Chiny: zaatakował siekierą dzieci. 4 ofiary
Uzbrojony w siekierę mężczyzna, który najprawdopodobniej cierpiał na zaburzenia psychiczne, na jednej z ulic miasta Gongyi zaatakował przechodniów.
2011-09-14, 09:47
Posłuchaj
W wyniku ataku szaleńca zginęły cztery osoby, w tym kilkuletnia dziewczynka. Dwie inne osoby, w tym dziecko, walczą o życie.
Zobacz galerię dzień na zdjęciach>>>
Mężczyzna, zidentyfikowany jako Wang Hongbin, dokonał ataku ok. godz. 9 rano czasu lokalnego na głównej ulicy miasta Gongyi w centralnych Chinach.
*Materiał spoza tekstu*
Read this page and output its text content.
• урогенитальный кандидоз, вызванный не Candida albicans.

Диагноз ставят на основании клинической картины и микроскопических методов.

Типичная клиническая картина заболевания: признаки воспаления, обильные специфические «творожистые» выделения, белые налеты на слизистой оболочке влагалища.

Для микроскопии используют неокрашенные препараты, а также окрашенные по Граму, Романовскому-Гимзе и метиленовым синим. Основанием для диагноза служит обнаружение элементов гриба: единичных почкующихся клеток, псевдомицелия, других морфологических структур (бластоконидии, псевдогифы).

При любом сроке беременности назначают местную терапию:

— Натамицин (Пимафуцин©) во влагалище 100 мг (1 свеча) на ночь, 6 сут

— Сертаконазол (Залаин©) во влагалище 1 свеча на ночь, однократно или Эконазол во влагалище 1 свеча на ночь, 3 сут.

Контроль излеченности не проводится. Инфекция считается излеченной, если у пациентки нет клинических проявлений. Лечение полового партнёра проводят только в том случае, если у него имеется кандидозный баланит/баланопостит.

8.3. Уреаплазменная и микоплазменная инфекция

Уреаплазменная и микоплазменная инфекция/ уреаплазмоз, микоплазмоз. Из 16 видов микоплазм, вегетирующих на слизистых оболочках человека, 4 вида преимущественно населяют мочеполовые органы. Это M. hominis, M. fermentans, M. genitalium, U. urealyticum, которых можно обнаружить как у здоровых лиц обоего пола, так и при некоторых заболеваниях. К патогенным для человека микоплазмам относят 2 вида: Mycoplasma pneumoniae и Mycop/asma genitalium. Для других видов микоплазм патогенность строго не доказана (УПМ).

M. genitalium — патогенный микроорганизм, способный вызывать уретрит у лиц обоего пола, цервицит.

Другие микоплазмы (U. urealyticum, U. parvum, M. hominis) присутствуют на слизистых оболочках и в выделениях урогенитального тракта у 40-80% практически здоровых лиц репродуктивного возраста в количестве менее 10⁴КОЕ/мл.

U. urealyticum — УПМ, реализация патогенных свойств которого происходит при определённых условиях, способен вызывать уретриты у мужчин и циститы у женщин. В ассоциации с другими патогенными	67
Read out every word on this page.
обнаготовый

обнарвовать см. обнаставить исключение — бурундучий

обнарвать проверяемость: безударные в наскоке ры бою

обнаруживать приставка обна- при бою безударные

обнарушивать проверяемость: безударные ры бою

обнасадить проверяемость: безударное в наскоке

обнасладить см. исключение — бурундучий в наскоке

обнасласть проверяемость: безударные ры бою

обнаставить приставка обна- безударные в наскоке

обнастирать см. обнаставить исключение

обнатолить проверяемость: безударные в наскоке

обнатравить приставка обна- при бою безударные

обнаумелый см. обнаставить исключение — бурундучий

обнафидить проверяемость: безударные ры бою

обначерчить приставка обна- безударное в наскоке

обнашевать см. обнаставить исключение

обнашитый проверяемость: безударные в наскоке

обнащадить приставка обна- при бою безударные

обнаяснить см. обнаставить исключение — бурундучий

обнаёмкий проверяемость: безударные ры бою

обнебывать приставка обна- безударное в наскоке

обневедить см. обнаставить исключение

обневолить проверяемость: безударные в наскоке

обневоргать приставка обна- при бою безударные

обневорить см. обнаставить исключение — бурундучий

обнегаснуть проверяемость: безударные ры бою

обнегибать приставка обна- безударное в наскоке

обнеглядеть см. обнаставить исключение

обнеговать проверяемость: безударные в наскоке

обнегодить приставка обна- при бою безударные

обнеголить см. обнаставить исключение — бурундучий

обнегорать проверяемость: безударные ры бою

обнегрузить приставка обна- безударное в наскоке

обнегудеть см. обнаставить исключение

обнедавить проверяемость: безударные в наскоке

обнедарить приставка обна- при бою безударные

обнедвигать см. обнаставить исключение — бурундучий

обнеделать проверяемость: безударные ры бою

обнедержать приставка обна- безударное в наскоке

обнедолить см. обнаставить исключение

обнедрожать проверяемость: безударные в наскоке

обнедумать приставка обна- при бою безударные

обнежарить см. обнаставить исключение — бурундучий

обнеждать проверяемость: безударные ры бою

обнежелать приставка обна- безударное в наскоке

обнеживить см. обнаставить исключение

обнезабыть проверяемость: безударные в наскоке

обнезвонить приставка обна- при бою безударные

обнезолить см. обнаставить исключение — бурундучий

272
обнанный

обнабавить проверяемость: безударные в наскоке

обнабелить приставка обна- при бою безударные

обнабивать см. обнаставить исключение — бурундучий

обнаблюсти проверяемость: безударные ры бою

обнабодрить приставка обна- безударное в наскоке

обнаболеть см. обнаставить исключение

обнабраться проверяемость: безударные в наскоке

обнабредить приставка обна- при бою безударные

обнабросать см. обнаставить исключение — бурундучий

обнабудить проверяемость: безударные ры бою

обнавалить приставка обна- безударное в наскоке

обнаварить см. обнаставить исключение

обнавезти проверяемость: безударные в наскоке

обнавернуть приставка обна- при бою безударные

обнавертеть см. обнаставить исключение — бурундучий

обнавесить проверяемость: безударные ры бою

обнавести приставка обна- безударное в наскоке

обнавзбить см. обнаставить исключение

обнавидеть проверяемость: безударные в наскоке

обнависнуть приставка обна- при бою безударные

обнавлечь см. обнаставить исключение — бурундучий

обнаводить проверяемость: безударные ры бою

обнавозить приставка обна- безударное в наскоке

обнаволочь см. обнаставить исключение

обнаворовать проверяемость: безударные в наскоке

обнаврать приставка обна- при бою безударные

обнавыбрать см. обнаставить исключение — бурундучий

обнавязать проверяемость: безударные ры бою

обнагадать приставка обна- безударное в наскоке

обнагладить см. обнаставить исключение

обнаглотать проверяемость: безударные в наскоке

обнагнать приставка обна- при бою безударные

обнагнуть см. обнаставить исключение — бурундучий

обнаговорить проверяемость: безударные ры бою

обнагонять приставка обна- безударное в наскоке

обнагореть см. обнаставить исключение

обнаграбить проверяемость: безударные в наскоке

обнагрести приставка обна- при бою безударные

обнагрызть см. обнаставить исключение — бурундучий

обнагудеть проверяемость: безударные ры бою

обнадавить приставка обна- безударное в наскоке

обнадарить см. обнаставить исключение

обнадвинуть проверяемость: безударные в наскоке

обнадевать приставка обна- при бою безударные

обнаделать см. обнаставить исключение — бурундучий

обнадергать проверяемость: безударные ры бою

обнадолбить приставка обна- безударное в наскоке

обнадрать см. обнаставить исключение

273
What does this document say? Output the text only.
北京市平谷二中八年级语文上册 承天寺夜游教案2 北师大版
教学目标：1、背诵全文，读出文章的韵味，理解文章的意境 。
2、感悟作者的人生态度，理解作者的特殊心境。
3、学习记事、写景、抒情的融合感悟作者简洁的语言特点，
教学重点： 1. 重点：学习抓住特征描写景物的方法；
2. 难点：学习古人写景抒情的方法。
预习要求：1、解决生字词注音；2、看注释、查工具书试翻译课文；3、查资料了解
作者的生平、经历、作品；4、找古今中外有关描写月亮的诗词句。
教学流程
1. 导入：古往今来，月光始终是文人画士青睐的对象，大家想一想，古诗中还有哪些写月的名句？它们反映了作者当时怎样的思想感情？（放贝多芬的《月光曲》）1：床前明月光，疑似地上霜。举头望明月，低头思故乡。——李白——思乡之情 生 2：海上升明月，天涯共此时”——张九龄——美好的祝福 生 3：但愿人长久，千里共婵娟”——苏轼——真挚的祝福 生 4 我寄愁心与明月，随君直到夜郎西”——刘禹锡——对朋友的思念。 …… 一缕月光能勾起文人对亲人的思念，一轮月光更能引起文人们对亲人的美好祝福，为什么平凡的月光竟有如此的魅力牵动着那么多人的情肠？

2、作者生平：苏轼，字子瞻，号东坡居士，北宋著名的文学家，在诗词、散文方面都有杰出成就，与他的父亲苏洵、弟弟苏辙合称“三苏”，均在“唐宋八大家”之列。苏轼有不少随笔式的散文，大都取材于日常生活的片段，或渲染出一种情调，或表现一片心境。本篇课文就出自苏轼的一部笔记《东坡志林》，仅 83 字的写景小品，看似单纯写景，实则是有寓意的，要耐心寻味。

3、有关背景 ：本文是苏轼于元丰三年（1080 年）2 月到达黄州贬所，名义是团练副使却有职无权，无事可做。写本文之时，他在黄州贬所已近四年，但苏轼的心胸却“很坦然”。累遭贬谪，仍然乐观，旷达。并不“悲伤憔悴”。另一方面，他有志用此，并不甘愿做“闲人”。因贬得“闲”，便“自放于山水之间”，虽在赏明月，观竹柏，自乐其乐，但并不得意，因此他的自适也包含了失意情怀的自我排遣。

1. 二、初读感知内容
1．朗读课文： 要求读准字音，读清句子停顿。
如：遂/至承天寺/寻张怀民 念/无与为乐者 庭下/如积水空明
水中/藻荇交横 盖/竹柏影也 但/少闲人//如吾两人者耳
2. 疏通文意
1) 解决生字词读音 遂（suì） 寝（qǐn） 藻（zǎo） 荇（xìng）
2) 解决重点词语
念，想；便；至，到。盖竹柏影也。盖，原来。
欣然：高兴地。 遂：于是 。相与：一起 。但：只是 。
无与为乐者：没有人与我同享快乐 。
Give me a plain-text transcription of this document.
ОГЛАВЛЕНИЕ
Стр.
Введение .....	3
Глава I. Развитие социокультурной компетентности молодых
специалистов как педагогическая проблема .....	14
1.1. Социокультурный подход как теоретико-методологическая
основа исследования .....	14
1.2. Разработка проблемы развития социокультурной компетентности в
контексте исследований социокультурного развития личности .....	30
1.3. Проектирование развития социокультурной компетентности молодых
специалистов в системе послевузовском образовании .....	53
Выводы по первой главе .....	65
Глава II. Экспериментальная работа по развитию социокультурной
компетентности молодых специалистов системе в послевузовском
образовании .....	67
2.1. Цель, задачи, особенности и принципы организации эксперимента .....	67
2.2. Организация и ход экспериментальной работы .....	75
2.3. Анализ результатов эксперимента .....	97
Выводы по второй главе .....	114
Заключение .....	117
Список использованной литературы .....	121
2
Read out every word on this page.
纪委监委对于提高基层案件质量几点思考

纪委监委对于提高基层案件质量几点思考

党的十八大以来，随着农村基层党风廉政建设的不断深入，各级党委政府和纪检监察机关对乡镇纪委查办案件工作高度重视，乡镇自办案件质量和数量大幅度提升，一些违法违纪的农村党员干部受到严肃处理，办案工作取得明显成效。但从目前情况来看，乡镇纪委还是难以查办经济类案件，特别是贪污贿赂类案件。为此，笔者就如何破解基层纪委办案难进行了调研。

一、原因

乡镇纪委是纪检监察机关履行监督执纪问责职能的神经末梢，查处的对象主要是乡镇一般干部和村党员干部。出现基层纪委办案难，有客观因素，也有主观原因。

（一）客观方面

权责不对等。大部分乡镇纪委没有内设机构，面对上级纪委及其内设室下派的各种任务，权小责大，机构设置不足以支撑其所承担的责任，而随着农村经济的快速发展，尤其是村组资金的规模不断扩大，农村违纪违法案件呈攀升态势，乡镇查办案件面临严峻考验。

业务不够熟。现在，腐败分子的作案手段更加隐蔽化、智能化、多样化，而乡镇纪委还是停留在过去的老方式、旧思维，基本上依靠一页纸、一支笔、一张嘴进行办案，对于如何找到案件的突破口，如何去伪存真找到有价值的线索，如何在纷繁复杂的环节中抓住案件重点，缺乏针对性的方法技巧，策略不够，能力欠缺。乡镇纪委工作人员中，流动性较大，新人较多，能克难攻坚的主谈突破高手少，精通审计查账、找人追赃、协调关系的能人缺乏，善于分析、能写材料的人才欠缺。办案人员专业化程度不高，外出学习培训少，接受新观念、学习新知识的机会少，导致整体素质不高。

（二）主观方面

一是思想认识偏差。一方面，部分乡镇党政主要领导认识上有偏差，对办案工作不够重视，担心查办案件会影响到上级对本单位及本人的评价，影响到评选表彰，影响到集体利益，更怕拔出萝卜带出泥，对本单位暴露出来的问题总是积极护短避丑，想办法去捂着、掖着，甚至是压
Jak informują media, powołując się na lokalnych urzędników, napastnikiem okazał się mieszkający na przedmieściach rolnik. Według relacji sąsiadów miał on leczyć się psychiatrycznie.
Od 2010 roku w Chinach wzrasta liczba podobnych ataków przeprowadzanych w szkołach, domach opieki społecznej oraz na ulicach. W maju ubiegłego roku siedmioro dzieci i dwóch opiekunów zginęło z rąk szaleńca w przedszkolu na północy Chin. Tego typu zdarzenia wywołały w Chinach dyskusje dotyczące opieki psychiatrycznej oraz rosnącego poziomu frustracji w chińskim społeczeństwie.